Another Peltz co-promotion with Top Rank, back on Dec. 13, drew a capacity crowd to the 2300 Arena, with Felix Verdejo, a popular, world-rated lightweight who was born in San Juan, Puerto Rico, and still resides there, proving an even bigger draw than the attraction in the co-featured bout, super middleweight Jesse Hart, despite the fact that Hart is from North Philly and is the son of former middleweight contender Eugene "Cyclone" Hart.

Sosa, 27, is not yet a superstar on the level of a Trinidad or Cotto, or even the fast-rising Verdejo, but Rosado calls him a "little hot ticket right now" who figures to be sustainable main-event material with Latino fans in what could become an annual event.

"We want this to become an every-year tradition here, not a one-and-done," Rosado said with the optimism of someone who has glimpsed the future and likes what she sees.

8th annual Briscoes

John DiSanto, founder of PhillyBoxingHistory.com, had an idea - well, actually two ideas - back in 2007. He wanted to do something to celebrate the career of his favorite Philly fighter, former middleweight contender "Bad" Bennie Briscoe, but he also wanted to recognize the achievements of local fighters of the present.

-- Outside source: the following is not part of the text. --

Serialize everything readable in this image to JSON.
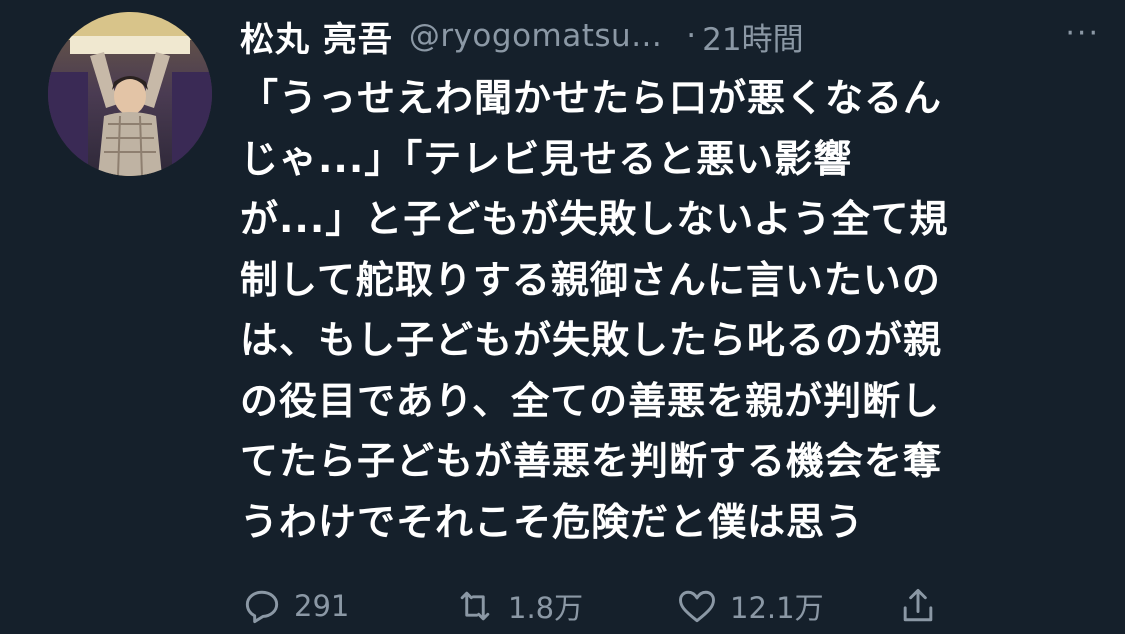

What DiSanto did was to combine those laudable goals, the result being the Briscoe Awards, now in their eighth year, which will be presented before a record crowd on Oct. 18 in the Victory Beer Hall at Xfinity Live!

After DiSanto sought and obtained the blessing of Briscoe to create a small statue in his likeness, the first Briscoes were presented in 2008 at the Veteran Boxers Association Ring 1 clubhouse in Port Richmond. The Briscoes have become so prestigious that this year's event (which is free and open to the public) had to be relocated to a larger venue. DiSanto expects 500-plus attendees to be on hand when heavyweight contender Bryant Jennings receives his Briscoe as the Philly Fighter of the Year for 2014.

Other Briscoes will go to Steve Cunningham and Amir Mansour (Fight of the Year); Cunningham (Performance of the Year); Mansour (Knockout of the Year); Ray Robinson (Prospect of the Year); Milton Santiago (Rookie of the Year); Joey Dawejko (Breakout Fighter of the Year); Darmani Rock (Amateur of the Year) and Taneal Goyco (Upset of the Year). Other award recipients are Kennedy Cunningham, daughter of Steve (honorary Briscoe medal) and Jaron Ennis (the Everett Brothers Award).

"It's especially gratifying to hear the next generation of fighters say how they want to win a Briscoe Award," DiSanto said. "I certainly wanted to acknowledge what's going on with the current Philly fight scene, but a big part of it is also doing something to ensure that Bennie (who was 67 when he died on Dec. 28, 2010) is remembered.

"Those who actually saw him fight are getting older and older. He's not mentioned in the same breath with Bernard Hopkins and Joe Frazier, but there are some of us who would argue, great as those guys are, Bennie was right there with them. These awards help maintain his legacy."

Mansour fights Oct. 13

Five days before he receives his pair of Briscoes, 43-year-old heavyweight Amir Mansour (22-1, 16 KOs) will try to make his case for getting another one next year when he takes on Gerald Washington (16-0, 11 KOs) on Oct. 16 in Shelton, Wash. The scheduled 10-rounder is the main event of a fight card to be televised by Fox Sports 1.

It will be the second ring appearance of the year for Mansour, who scored a unanimous, 10-round decision over Joey Dawejko on May 8 at the 2300 Arena his last time out.